Score: 4 / 5
Debbie Ocean (Sandra Bullock), younger sister of the late Danny Ocean, is released from prison and immediately sets out to score a heist. Her target? A gorgeous necklace valued at $150 million. Due to her scheming -- and assembling a team of, you guessed it, seven remarkable women -- this necklace will be out in the open at the Met Gala on the neck of the clueless celebrity actress Daphne Kluger (Anne Hathaway).
I found Ocean's 8 to be my favorite of the Ocean family films. You can definitely feel that Steven Soderbergh isn't helming this outing, which is difficult to swallow. But you can also feel a pulsing energy and dazzling style that, for me, felt absent in the male-dominated entries. Those were fun and suave, to be sure, but here we have eye-popping flair. My immediate response to this film is that it is more accessible to a casual summer-going audience (or at least audiences with beautiful, badass women on our minds).
For all the glamour of the film -- which is considerable -- it remains a fairly basic caper. Every other move in the plot is predictable, and the major twists are almost annoyingly simple. But I found these rough edges to be more endearing than obnoxious, largely a result of the winning cast. Though the screenplay does them few favors, the ensemble works brilliantly as individuals and off each other as a team.

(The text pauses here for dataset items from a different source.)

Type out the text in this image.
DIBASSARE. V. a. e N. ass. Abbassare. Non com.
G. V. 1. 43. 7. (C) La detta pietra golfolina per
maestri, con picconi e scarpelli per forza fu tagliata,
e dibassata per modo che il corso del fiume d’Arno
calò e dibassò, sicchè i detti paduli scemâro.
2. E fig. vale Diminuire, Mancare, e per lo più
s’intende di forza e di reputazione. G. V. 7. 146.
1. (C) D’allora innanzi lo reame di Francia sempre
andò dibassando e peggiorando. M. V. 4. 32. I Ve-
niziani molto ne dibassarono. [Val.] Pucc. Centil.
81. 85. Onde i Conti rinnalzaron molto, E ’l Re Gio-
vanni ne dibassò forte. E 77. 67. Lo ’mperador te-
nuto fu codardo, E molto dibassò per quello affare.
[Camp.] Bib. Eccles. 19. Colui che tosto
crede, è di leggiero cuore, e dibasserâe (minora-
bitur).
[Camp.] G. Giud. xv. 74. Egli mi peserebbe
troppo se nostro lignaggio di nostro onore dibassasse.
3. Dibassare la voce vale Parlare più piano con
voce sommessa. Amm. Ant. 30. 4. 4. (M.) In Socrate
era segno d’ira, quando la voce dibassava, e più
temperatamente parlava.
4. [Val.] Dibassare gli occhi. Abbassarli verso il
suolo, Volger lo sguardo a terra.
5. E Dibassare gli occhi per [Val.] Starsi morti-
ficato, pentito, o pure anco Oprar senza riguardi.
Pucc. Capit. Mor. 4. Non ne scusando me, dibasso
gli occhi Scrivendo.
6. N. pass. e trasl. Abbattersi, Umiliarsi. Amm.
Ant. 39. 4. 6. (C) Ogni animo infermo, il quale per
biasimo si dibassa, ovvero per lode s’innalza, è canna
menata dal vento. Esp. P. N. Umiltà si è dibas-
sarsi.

Helena Bonham Carter steals her scenes as an eccentric fashion designer while Rihanna and Awkwafina dazzle as a hacker and thief, respectively. Cate Blanchett (as a fabulous possibly-queer partner-in-crime), Sarah Paulson (a profiteering suburban mother), and Mindy Kaling (a jewelry maker under the thumb of her overbearing mother) round out the rest of the team under Bullock, who is totally winning and convincing as an Ocean sibling.
Oh, and Anne Hathaway is unbelievably (perhaps too much so) nuanced in her character. She's silly and stupid in one scene, terrifyingly unbalanced in another, and arrestingly manipulative in yet another. Just watching her is a masterclass in farcical acting and grotesque affectation. She's magnificent.
I took my mother to see this movie, and we had a grand time. We laughed out loud, gasped appropriately, and walked out feeling thoroughly entertained. I about lost my marbles in one montage of the women walking out of the gala in fully bedazzled formal wear and my mom had to shush me. Really, what else is there?